The acquisition comes just months after rival Uber acquired Jump, another bike-sharing startup, for a reported $200m.
As part of the agreement, Lyft is acquiring Motivate’s technology and corporate functions, including its city contracts. Motivate’s bike maintenance and servicing operations will remain a standalone business, retaining the Motivate name, while the rest of the business will be renamed ‘Lyft Bikes.’
Motivate operates a number of bikeshare systems in North America, including New York’s Citi Bike, San Francisco’s Ford GoBike, Chicago’s Divvy, Boston’s Blue Bikes, DC’s Capital Bikeshare, and Portland’s Biketown. According to Lyft, 80% of bikeshare trips in the US were on Motivate-operated systems last year.
“Lyft and Motivate have both been committed for years to the same goal of reducing the need for personal car ownership by providing reliable and affordable ways to move around our cities,” said John Zimmer, Lyft co-founder and president, in a statement. “Bringing together Lyft and Motivate will accelerate our collaboration with cities and deliver even better experiences to our passengers and riders.”

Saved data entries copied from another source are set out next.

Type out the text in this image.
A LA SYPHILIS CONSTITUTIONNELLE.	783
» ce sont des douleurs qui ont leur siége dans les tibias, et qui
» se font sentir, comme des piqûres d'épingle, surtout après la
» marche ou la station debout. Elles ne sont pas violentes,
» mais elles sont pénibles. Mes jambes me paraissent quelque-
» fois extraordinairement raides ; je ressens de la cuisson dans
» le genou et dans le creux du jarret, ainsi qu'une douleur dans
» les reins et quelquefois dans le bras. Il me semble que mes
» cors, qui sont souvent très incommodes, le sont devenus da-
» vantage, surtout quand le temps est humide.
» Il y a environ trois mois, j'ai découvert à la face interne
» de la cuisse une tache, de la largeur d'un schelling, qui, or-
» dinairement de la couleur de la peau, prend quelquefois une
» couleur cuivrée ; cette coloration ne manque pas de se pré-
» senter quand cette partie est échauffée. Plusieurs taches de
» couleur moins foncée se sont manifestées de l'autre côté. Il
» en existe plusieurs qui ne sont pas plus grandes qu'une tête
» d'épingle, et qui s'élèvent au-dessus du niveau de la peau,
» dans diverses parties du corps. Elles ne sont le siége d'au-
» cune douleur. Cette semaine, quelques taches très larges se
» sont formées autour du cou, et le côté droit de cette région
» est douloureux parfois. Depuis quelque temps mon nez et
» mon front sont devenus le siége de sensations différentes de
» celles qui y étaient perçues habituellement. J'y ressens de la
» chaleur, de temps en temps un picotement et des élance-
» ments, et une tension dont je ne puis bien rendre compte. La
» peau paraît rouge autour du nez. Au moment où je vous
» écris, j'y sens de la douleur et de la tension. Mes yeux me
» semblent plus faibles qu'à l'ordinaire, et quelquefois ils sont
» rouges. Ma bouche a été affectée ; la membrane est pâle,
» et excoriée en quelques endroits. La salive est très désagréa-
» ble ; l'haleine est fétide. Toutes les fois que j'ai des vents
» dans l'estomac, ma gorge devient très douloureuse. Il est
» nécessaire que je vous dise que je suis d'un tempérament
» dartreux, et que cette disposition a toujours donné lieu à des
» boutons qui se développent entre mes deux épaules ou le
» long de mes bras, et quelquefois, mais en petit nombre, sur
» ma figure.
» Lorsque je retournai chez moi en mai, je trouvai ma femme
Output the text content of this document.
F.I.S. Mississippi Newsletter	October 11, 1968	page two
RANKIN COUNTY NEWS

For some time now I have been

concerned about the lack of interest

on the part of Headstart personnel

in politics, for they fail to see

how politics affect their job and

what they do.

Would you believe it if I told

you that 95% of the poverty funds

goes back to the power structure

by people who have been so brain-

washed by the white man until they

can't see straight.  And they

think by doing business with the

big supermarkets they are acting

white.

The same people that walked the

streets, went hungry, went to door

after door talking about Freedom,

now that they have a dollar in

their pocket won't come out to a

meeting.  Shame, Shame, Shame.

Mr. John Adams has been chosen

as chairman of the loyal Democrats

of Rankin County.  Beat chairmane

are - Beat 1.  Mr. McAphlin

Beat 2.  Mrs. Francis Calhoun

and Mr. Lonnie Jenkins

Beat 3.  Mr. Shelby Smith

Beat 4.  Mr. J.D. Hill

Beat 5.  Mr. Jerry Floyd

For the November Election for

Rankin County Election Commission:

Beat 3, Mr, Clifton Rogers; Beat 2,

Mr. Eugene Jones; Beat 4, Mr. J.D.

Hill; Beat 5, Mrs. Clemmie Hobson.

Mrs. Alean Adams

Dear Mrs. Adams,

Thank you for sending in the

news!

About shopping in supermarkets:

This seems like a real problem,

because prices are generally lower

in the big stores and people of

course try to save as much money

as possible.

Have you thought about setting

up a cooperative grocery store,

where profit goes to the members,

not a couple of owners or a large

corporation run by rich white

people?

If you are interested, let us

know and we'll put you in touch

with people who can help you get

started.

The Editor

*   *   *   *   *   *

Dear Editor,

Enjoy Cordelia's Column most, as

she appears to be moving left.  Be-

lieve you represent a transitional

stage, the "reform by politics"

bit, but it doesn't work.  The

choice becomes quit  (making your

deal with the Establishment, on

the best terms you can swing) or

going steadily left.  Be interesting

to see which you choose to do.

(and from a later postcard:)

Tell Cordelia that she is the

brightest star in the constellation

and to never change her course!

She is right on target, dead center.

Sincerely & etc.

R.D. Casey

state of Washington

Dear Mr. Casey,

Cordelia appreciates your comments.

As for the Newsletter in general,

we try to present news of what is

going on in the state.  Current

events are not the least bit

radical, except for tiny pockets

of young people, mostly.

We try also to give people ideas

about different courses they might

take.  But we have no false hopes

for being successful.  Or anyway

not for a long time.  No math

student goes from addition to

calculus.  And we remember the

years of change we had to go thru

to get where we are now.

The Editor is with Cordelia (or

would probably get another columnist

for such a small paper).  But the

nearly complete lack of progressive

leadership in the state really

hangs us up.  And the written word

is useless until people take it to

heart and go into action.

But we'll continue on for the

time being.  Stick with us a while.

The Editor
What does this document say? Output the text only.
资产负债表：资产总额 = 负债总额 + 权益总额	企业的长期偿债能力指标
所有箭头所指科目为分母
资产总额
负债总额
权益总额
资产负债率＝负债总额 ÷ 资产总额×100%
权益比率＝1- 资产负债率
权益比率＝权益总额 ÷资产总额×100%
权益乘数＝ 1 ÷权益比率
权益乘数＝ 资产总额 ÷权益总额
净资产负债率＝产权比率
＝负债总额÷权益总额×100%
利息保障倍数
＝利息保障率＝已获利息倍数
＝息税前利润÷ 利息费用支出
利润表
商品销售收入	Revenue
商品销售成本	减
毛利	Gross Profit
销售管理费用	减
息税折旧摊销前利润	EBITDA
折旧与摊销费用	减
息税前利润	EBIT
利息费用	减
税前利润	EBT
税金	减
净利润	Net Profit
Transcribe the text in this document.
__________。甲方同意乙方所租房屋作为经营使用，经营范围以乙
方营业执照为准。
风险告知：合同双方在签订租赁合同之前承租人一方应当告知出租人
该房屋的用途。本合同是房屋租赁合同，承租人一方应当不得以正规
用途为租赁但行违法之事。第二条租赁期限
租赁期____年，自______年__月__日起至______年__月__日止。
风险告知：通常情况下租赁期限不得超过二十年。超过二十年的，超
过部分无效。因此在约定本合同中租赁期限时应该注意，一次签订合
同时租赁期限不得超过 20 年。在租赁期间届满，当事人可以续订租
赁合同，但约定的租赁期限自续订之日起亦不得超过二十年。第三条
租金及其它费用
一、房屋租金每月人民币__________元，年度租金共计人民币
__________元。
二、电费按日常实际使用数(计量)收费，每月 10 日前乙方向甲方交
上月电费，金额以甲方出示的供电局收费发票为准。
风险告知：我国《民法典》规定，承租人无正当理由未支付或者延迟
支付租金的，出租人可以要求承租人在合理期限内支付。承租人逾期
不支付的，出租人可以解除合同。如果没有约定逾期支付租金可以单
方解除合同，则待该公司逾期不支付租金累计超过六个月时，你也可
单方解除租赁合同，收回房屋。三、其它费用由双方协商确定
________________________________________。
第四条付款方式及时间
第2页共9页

The acquisition is also part of Lyft’s Green Cities Initiative, which it launched earlier this year in an effort to offset carbon emissions from all its rides globally. As part of the initiative, Lyft plans to offset more than a million metric tons of carbon, which the rideshare company says is the “equivalent to planting tens of millions of trees or taking hundreds of thousands of cars off the road.”